Valmet will supply a prehydrolysis system to Bioprocess Pilot Facility BV's (BPF) bio pilot plant in Delft, the Netherlands. Prehydrolysis is an initial process step in several biorefining processes.
Valmet's delivery consists of a prehydrolysis system on pilot scale that is designed for a capacity of 40 kg wheat straw (biomass) per hour. The start-up of the system is scheduled for August 2014.
BPF's bio pilot plant is designed to handle different biomass raw materials, agricultural wastes like wheat straw and bagasse and also wood. The key parts of the pilot plant are biomass feeding, hydrolysis reactors and equipment for separation of liquid and residual solid biomass after hydrolysis.
Prehydrolysis is an important step in the production of second generation ethanol via the enzyme route. The prehydrolysis prepares the biomass so that the polysaccharides in the biomass become accessible. In the hydrolysis step the polysaccarides can be released as mono sugars for fermentation to biochemicals and biofuels.
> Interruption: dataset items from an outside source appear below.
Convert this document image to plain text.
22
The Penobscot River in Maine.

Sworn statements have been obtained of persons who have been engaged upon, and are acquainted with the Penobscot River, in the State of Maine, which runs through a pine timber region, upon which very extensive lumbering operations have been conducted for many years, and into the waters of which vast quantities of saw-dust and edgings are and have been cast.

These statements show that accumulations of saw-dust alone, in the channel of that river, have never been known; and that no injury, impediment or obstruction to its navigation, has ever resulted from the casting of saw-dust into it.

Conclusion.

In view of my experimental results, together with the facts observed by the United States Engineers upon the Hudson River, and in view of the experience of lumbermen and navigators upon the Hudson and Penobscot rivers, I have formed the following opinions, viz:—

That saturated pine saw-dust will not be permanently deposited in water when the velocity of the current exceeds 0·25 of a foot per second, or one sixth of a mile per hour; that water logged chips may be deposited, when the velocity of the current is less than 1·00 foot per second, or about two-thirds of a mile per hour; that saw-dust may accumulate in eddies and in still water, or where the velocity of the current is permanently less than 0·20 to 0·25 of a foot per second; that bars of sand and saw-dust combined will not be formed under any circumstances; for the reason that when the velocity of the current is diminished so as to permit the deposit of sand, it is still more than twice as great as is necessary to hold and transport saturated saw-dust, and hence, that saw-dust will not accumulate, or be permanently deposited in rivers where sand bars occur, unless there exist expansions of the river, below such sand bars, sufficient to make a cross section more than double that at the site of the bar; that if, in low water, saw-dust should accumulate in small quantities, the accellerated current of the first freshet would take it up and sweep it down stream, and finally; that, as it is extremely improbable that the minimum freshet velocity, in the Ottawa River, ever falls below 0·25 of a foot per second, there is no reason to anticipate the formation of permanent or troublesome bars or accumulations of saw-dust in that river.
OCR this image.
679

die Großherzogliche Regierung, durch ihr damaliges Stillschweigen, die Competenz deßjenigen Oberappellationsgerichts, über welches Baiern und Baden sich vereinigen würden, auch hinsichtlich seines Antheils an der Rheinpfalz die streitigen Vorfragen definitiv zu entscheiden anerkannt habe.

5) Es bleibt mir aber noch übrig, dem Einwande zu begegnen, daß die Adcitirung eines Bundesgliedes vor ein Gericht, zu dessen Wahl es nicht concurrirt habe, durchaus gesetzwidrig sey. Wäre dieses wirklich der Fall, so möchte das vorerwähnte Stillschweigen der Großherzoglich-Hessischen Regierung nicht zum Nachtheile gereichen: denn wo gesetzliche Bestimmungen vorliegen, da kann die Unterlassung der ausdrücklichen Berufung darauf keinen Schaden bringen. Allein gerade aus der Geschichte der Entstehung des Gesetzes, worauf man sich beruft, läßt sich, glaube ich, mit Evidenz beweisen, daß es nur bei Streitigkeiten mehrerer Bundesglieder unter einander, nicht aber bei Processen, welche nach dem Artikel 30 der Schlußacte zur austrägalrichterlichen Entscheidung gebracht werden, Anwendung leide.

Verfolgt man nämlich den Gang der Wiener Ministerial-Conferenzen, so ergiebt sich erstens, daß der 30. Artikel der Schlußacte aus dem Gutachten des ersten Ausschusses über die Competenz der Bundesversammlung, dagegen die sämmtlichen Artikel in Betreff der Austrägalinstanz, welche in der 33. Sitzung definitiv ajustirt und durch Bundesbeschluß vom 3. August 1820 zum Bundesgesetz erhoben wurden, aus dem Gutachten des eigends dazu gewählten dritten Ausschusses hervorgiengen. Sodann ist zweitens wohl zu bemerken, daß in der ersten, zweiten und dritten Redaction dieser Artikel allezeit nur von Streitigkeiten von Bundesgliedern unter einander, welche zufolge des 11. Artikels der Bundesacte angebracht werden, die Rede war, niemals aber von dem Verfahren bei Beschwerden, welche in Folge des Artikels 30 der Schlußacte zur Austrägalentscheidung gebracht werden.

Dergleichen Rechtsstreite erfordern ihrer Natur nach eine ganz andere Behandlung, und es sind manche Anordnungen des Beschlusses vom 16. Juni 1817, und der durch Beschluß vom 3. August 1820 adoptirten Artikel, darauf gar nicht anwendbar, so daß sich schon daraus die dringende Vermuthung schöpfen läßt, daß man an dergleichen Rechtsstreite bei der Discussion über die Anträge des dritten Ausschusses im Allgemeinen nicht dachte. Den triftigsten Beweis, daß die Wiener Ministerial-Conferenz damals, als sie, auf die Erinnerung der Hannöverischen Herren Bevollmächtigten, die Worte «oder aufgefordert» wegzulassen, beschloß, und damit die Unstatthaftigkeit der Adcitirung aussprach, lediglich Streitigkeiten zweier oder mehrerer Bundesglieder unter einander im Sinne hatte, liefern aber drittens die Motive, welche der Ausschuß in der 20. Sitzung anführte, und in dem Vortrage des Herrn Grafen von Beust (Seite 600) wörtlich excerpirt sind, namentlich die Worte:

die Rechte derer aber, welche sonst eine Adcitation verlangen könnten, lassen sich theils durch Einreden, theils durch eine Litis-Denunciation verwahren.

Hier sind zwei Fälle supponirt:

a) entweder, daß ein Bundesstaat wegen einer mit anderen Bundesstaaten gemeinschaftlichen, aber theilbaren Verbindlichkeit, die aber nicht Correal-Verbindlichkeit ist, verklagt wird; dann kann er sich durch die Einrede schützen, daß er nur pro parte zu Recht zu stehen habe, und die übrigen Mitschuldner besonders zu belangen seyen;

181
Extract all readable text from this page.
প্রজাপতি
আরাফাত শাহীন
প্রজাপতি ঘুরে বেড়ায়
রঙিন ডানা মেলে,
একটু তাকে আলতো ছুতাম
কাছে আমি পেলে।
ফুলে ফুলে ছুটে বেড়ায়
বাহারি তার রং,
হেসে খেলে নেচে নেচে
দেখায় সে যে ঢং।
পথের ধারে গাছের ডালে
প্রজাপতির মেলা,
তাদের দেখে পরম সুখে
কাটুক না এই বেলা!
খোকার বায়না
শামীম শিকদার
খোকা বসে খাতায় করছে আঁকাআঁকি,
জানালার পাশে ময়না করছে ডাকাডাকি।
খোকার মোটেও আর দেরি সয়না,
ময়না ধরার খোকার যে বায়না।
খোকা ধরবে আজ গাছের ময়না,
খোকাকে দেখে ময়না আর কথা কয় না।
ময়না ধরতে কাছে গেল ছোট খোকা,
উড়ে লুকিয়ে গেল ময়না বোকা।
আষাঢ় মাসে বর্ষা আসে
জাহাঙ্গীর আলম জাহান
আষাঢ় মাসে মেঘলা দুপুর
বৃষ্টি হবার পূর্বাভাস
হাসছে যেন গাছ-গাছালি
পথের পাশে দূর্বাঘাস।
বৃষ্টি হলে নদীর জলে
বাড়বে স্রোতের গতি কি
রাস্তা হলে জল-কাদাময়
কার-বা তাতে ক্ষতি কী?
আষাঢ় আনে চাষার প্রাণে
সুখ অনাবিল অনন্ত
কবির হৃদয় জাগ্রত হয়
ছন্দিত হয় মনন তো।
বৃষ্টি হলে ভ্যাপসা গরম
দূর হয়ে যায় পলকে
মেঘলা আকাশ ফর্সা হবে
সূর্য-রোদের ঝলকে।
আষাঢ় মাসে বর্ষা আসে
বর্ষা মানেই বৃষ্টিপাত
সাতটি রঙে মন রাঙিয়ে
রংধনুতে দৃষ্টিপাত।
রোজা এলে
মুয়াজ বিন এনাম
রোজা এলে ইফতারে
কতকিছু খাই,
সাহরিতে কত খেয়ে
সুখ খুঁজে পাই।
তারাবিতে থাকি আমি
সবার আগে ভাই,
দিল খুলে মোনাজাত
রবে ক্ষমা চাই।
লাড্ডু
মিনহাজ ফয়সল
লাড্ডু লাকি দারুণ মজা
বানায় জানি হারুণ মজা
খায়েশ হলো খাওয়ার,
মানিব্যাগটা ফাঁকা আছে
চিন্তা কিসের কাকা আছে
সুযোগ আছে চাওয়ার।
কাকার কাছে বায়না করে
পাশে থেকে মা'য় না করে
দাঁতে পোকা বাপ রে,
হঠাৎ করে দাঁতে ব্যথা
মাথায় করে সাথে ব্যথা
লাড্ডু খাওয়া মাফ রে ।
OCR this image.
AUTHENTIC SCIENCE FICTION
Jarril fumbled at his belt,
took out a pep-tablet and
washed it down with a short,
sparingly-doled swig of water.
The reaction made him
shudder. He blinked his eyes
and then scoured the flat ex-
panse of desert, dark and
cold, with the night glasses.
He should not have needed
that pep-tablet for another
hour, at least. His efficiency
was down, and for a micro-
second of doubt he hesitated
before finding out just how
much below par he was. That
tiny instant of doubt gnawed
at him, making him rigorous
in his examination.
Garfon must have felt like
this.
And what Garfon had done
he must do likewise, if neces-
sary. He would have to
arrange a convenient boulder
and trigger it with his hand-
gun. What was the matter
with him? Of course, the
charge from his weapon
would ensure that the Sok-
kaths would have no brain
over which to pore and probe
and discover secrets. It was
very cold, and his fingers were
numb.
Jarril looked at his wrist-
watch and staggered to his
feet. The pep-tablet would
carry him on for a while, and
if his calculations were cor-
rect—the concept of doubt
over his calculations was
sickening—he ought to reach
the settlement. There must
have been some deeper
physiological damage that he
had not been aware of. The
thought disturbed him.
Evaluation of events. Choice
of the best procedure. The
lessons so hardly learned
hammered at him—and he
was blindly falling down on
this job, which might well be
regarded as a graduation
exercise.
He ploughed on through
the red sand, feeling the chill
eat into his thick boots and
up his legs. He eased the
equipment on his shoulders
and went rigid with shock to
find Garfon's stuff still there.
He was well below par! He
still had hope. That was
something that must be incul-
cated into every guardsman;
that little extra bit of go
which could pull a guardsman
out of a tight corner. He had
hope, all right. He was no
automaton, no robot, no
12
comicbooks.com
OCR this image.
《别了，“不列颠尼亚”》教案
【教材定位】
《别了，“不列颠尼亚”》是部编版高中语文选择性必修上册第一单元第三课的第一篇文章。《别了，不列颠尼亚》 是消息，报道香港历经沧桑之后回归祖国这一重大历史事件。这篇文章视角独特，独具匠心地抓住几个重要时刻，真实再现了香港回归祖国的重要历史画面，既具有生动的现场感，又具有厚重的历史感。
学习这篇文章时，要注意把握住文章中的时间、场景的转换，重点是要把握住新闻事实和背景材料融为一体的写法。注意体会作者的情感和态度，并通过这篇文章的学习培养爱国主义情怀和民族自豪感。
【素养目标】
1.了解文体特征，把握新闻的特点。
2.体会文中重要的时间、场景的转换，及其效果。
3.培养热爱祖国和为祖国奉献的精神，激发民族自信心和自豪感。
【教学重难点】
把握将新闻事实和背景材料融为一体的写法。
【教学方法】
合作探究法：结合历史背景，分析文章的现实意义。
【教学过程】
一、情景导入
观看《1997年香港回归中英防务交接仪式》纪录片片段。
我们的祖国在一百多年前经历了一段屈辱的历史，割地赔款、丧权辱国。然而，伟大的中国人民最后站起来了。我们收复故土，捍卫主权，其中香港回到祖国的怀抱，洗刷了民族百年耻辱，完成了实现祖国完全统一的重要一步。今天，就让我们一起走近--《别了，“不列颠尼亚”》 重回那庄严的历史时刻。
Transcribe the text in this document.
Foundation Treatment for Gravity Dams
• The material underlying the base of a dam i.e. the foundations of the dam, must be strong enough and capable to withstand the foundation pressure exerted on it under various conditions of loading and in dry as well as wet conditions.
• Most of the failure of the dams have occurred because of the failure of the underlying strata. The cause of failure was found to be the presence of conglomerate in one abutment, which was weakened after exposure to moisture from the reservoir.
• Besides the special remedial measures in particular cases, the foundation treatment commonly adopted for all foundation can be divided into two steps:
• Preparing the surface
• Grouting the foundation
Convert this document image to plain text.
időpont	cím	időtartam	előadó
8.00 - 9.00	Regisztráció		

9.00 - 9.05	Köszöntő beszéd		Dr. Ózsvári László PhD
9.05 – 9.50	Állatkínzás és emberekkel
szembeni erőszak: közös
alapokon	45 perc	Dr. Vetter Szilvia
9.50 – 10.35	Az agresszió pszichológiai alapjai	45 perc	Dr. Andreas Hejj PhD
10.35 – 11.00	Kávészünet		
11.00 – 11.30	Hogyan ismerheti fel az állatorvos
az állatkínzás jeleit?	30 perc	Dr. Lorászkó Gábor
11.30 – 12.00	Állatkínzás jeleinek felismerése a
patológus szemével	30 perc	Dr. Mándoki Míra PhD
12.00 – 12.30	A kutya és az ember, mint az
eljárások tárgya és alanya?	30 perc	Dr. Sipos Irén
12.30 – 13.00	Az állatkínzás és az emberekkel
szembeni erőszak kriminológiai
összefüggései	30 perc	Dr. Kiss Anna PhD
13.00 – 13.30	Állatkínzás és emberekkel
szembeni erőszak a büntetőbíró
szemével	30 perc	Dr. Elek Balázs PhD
"After evaluating several systems, we have chosen the Valmet system, because of proven technology, experience and flexibility in using the system for several pretreatments and feedstocks. We think that we will be able to help our customers with improving their biobased processes", comments Hans van Leeuwen, Director from BPF.
"I am very proud that BPF has selected Valmet for this important project. This further concludes that our biomass prehydrolysis solutions are state of the art and offer the reliability and flexibility the customers need", explains Rickard Andersson, Vice President Bio Technology and Environmental Systems from Valmet.
The order is included in Valmet's fourth quarter 2013 orders received (until December 31 2013 Metso's Pulp, Paper and Power segment). The value of the order will not be disclosed.
The BPF is an open access unique multi-purpose facility where universities, companies and knowledge institutions from all over the world can investigate how production processes respond to pilot scales and how they can be scaled up. Here, issues that do not occur at laboratory scale, can be detected and studied.